Damals hatten wir ein fantastisches Team mit Butch Vig und Alan Moulder. Aus dieser Erfahrung wollte ich so viel wie möglich lernen und habe versucht, auf jedes Detail zu achten, auf jeden Knopf, der gedreht wurde, auf sämtliche Einstellungen. Bei diesem Album konnte ich alle Dinge anwenden, die sie mir beigebracht hatten. Mit ihnen zusammenzuarbeiten war sozusagen meine Collegezeit und das hier ist meine Abschlussarbeit.

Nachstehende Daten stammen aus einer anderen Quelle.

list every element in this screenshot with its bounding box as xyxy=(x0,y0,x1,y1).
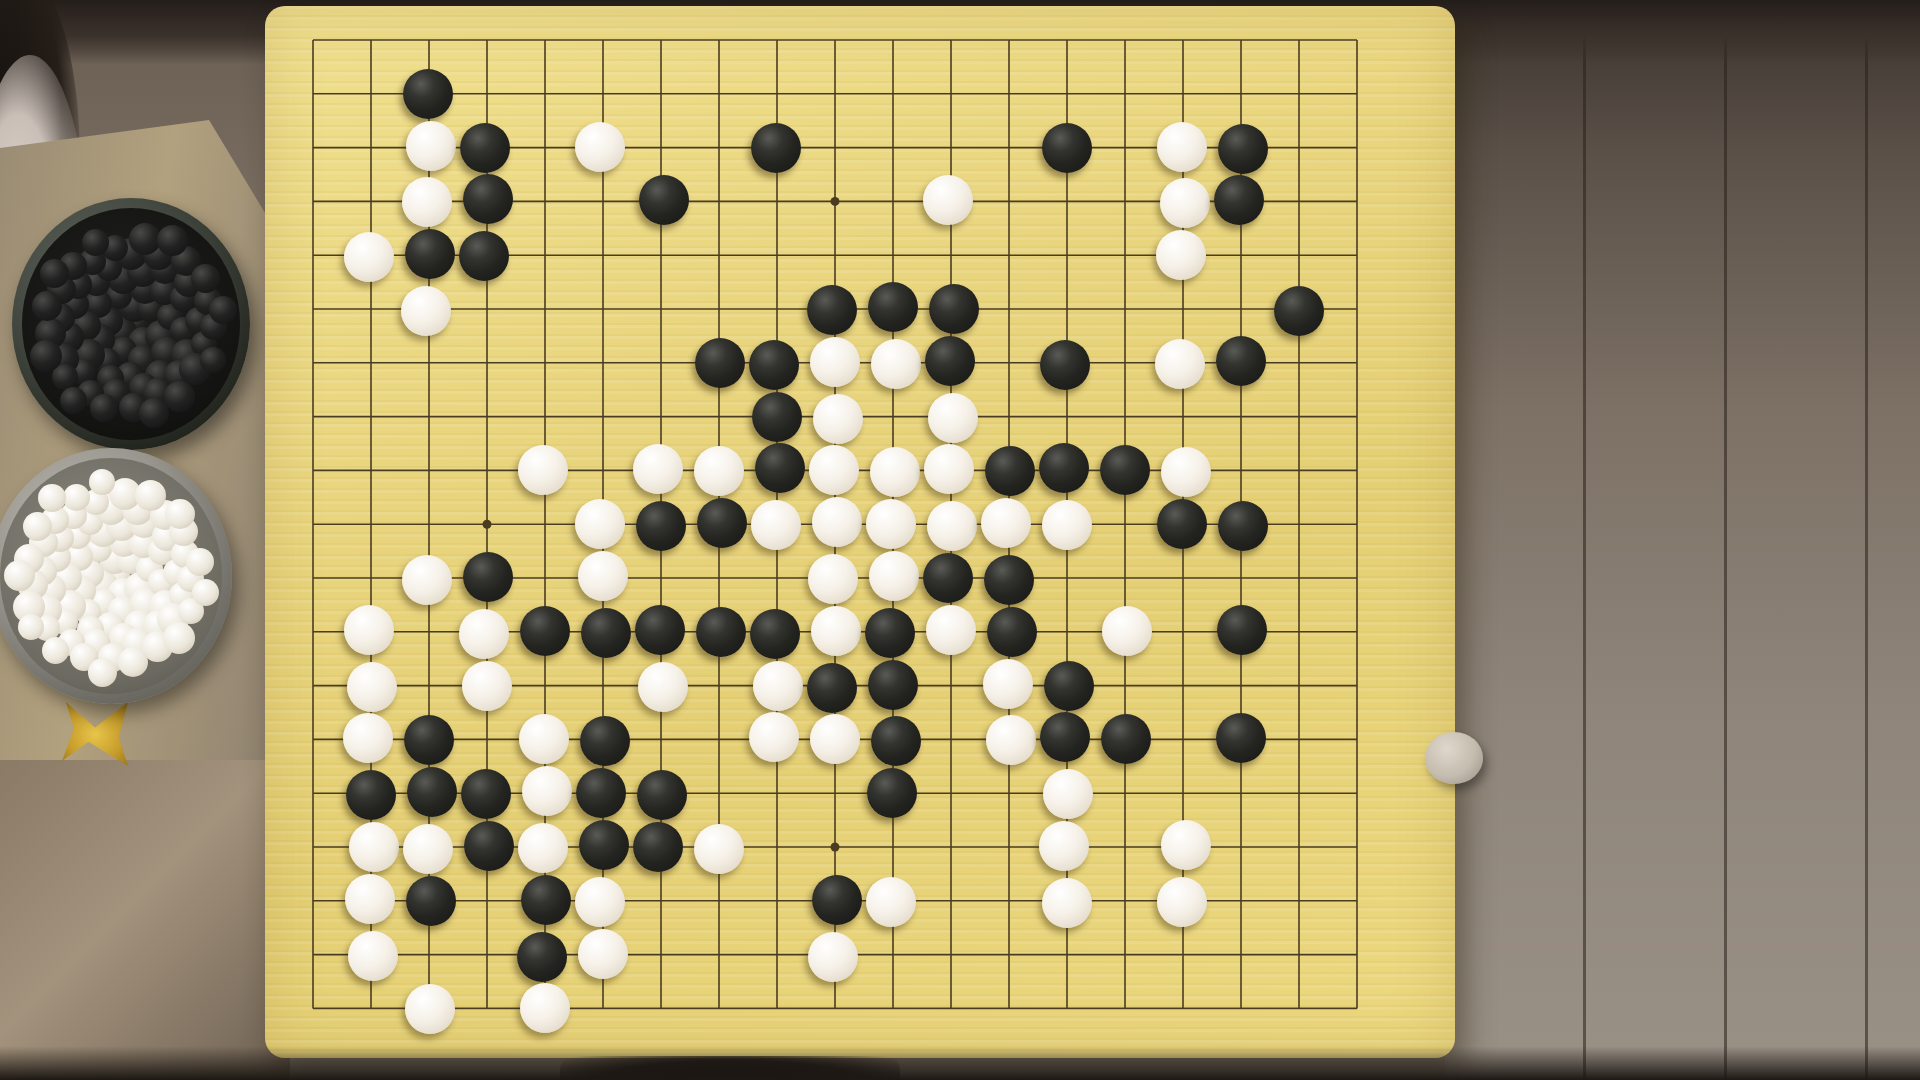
black-stone[interactable] xyxy=(987,607,1037,657)
white-stone[interactable] xyxy=(927,501,977,551)
black-bowl-stone xyxy=(157,225,188,256)
white-stone[interactable] xyxy=(808,554,858,604)
white-stone[interactable] xyxy=(347,662,397,712)
black-stone[interactable] xyxy=(751,123,801,173)
black-stone[interactable] xyxy=(868,660,918,710)
black-stone[interactable] xyxy=(460,123,510,173)
white-bowl-stone xyxy=(23,512,52,541)
black-stone[interactable] xyxy=(865,608,915,658)
white-stone[interactable] xyxy=(344,605,394,655)
white-stone[interactable] xyxy=(578,551,628,601)
black-bowl-stones xyxy=(22,208,240,440)
black-stone[interactable] xyxy=(1274,286,1324,336)
black-stone[interactable] xyxy=(1218,501,1268,551)
floor-bottom-shadow xyxy=(0,1046,1920,1080)
black-stone[interactable] xyxy=(1218,124,1268,174)
black-stone[interactable] xyxy=(929,284,979,334)
white-stone[interactable] xyxy=(1155,339,1205,389)
white-stone[interactable] xyxy=(578,929,628,979)
white-stone[interactable] xyxy=(753,661,803,711)
black-stone[interactable] xyxy=(752,392,802,442)
black-bowl-stone xyxy=(82,229,109,256)
black-stone[interactable] xyxy=(581,608,631,658)
black-stone[interactable] xyxy=(1217,605,1267,655)
white-stone[interactable] xyxy=(869,551,919,601)
white-stone[interactable] xyxy=(694,824,744,874)
white-stone[interactable] xyxy=(402,555,452,605)
black-stone[interactable] xyxy=(463,552,513,602)
go-board[interactable] xyxy=(265,6,1455,1058)
black-bowl-stone xyxy=(90,394,118,422)
white-stone[interactable] xyxy=(1156,230,1206,280)
black-stone[interactable] xyxy=(461,769,511,819)
black-stone[interactable] xyxy=(984,555,1034,605)
white-stone[interactable] xyxy=(401,286,451,336)
black-stone[interactable] xyxy=(406,876,456,926)
black-stone[interactable] xyxy=(749,340,799,390)
black-stone[interactable] xyxy=(464,821,514,871)
star-point xyxy=(831,843,840,852)
white-stone[interactable] xyxy=(462,661,512,711)
black-bowl-stone xyxy=(60,387,87,414)
white-stone[interactable] xyxy=(808,932,858,982)
photo-overhead-go-game xyxy=(0,0,1920,1080)
white-stone[interactable] xyxy=(983,659,1033,709)
white-stone[interactable] xyxy=(344,232,394,282)
black-stone[interactable] xyxy=(867,768,917,818)
black-stone[interactable] xyxy=(1040,340,1090,390)
black-bowl-stone xyxy=(164,381,195,412)
white-stone[interactable] xyxy=(981,498,1031,548)
white-stone[interactable] xyxy=(926,605,976,655)
black-stone[interactable] xyxy=(635,605,685,655)
white-stone[interactable] xyxy=(1039,821,1089,871)
white-stone[interactable] xyxy=(522,766,572,816)
white-stone[interactable] xyxy=(575,499,625,549)
white-stone[interactable] xyxy=(1043,769,1093,819)
white-stone[interactable] xyxy=(518,823,568,873)
white-bowl-stones xyxy=(0,458,222,694)
black-bowl-stone xyxy=(40,259,69,288)
white-bowl-stone xyxy=(118,647,148,677)
black-stone[interactable] xyxy=(697,498,747,548)
white-stone[interactable] xyxy=(349,822,399,872)
black-stone[interactable] xyxy=(1044,661,1094,711)
black-stone[interactable] xyxy=(1216,336,1266,386)
white-stone[interactable] xyxy=(871,339,921,389)
white-stone[interactable] xyxy=(348,931,398,981)
black-stone[interactable] xyxy=(1157,499,1207,549)
wood-floor-right xyxy=(1445,0,1920,1080)
black-stone[interactable] xyxy=(923,553,973,603)
black-bowl-stone xyxy=(200,347,226,373)
black-stone[interactable] xyxy=(576,768,626,818)
black-stone[interactable] xyxy=(807,663,857,713)
white-stone[interactable] xyxy=(866,499,916,549)
white-bowl-stone xyxy=(88,658,117,687)
white-stone[interactable] xyxy=(928,393,978,443)
star-point xyxy=(483,520,492,529)
white-stone[interactable] xyxy=(1157,877,1207,927)
white-bowl-stone xyxy=(42,637,69,664)
white-bowl-stone xyxy=(63,484,90,511)
black-stone[interactable] xyxy=(637,770,687,820)
black-stone[interactable] xyxy=(346,770,396,820)
white-stone[interactable] xyxy=(866,877,916,927)
black-stone[interactable] xyxy=(696,607,746,657)
white-stone[interactable] xyxy=(1157,122,1207,172)
star-point xyxy=(831,197,840,206)
bowl-of-white-stones xyxy=(0,448,232,704)
white-stone[interactable] xyxy=(812,497,862,547)
black-stone[interactable] xyxy=(459,231,509,281)
black-stone[interactable] xyxy=(579,820,629,870)
black-stone[interactable] xyxy=(812,875,862,925)
white-stone[interactable] xyxy=(638,662,688,712)
black-stone[interactable] xyxy=(521,875,571,925)
black-stone[interactable] xyxy=(405,229,455,279)
white-stone[interactable] xyxy=(575,877,625,927)
black-stone[interactable] xyxy=(520,606,570,656)
white-bowl-stone xyxy=(192,579,219,606)
black-stone[interactable] xyxy=(636,501,686,551)
black-bowl-stone xyxy=(139,398,169,428)
black-bowl-stone xyxy=(209,296,237,324)
white-stone[interactable] xyxy=(811,606,861,656)
black-stone[interactable] xyxy=(403,69,453,119)
black-stone[interactable] xyxy=(695,338,745,388)
white-stone[interactable] xyxy=(751,500,801,550)
black-stone[interactable] xyxy=(750,609,800,659)
white-stone[interactable] xyxy=(403,824,453,874)
floor-bottom-left xyxy=(0,760,290,1080)
white-stone[interactable] xyxy=(459,609,509,659)
white-bowl-stone xyxy=(89,469,115,495)
floor-knob-object xyxy=(1425,732,1483,784)
white-stone[interactable] xyxy=(1042,878,1092,928)
white-stone[interactable] xyxy=(1102,606,1152,656)
bowl-of-black-stones xyxy=(12,198,250,450)
white-bowl-stone xyxy=(186,548,214,576)
black-stone[interactable] xyxy=(1042,123,1092,173)
white-stone[interactable] xyxy=(406,121,456,171)
white-stone[interactable] xyxy=(575,122,625,172)
white-stone[interactable] xyxy=(345,874,395,924)
white-bowl-stone xyxy=(165,499,195,529)
black-stone[interactable] xyxy=(925,336,975,386)
white-stone[interactable] xyxy=(1042,500,1092,550)
black-stone[interactable] xyxy=(517,932,567,982)
white-bowl-stone xyxy=(163,622,195,654)
black-stone[interactable] xyxy=(868,282,918,332)
black-stone[interactable] xyxy=(807,285,857,335)
white-stone[interactable] xyxy=(810,337,860,387)
black-stone[interactable] xyxy=(633,822,683,872)
white-stone[interactable] xyxy=(1161,820,1211,870)
white-bowl-stone xyxy=(38,484,66,512)
black-bowl-stone xyxy=(32,291,62,321)
white-bowl-stone xyxy=(18,614,44,640)
white-bowl-stone xyxy=(4,560,35,591)
white-stone[interactable] xyxy=(813,394,863,444)
black-stone[interactable] xyxy=(407,767,457,817)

Against Me! ist mein Anker. Wenn du eine Transition durchmachst, wenn sich so viele deiner persönlichen Beziehungen verändern und ein großer Teil deiner Identität, dann brauchst du so etwas. Ich mache das hier seit ich 17 Jahre alt bin, jetzt bin ich 33. Ich brauche das auch als stabilisierenden Faktor in meinem Leben. Wenn sich alles in meiner Welt so radikal verändert und die Band nun auch noch verschwindet, dann wüsste ich nicht, ob ich das überleben würde. Ich brauche Against Me! als Ausdrucksmittel für meine Kreativität und um Aggressionen loszuwerden. Auch heute noch.